En l’espèce, si Madame [D] [C] [Y] peut être considéré comme partie perdante, cette action en justice a été nécessaire afin que Madame [J] [K] solde son arriéré locatif.
Dès lors, Madame [J] [K] sera condamnée aux dépens.
Sur les frais irrépétibles
Aux termes de l’article 700 du code de procédure civile, le juge condamne la partie tenue aux dépens ou qui perd son procès à payer à l’autre partie la somme qu’il détermine, au titre des frais exposés et non compris dans les dépens. Dans tous les cas, le juge tient compte de l’équité ou de la situation économique de la partie condamnée. Il peut, même d’office, pour des raisons tirées des mêmes considérations, dire qu’il n’y a pas lieu à ces condamnations.
En l’espèce, l’équité commande de condamner, à ce titre, Madame [J] [K] à payer à Madame [D] [C] [Y] la somme de 200 euros.
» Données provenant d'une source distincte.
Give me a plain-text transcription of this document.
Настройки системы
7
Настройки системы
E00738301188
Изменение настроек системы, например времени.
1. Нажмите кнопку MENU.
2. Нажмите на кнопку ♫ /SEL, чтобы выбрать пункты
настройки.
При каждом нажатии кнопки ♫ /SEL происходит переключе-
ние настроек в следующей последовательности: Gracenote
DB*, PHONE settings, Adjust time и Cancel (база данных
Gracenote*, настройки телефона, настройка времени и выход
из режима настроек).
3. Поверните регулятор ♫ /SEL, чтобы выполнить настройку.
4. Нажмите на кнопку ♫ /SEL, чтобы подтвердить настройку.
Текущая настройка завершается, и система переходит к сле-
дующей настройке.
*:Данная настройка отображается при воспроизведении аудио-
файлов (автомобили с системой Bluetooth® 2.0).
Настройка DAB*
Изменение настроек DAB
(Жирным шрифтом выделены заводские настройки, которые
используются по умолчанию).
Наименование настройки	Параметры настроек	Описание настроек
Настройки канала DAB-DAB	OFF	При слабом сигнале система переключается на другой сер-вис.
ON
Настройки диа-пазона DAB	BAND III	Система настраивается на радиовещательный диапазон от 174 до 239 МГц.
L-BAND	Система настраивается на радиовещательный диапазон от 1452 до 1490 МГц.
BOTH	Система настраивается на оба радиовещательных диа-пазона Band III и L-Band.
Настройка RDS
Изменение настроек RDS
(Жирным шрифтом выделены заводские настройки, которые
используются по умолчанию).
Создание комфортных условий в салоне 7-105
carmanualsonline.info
Sur l’exécution provisoire
Aux termes de l’article 514-1 du code de procédure civile, le juge statuant en référé ne peut écarter l’exécution provisoire qui est, aux termes de l’article précédent, de droit pour les décisions de première instance.
PAR CES MOTIFS
Statuant publiquement en qualité de juge des référés, par ordonnance contradictoire rendue en premier ressort,
DÉCLARONS RECEVABLE l’action en référé,
CONSTATONS que les conditions d’acquisition de la clause résolutoire figurant au bail signé le 9 octobre 2023 et ayant pris effet le 26 octobre 2023, entre Madame [D] [C] [Y] et Madame [J] [K]concernant l’immeuble à usage d’habitation situé [Adresse 7] à [Adresse 4] [Localité 1] sont réunies à la date du 3 mars 2025,
RAPPELONS cependant que ladite clause est réputée ne pas avoir joué dès lors que Madame [J] [K] a apuré l’arriéré locatif,
DÉBOUTONS Madame [D] [C] [Y] de ses autres demandes,
CONDAMNONS Madame [J] [K] aux dépens,
DISONS que s’il devait être exposés des dépens pour l’exécution de la décision, ils seraient à la charge de Madame [J] [K],
CONDAMNONS Madame [J] [K] à payer à Madame [D] [C] [Y] la somme de 200 euros sur le fondement de l’article 700 du code de procédure civile,
CONSTATONS l’exécution provisoire,
DISONS qu’une copie de la présente décision sera transmise au représentant de l’État dans le département.
Ainsi jugé et mis à disposition au greffe les jour, mois et an que dessus et signé par le Juge et le Greffier.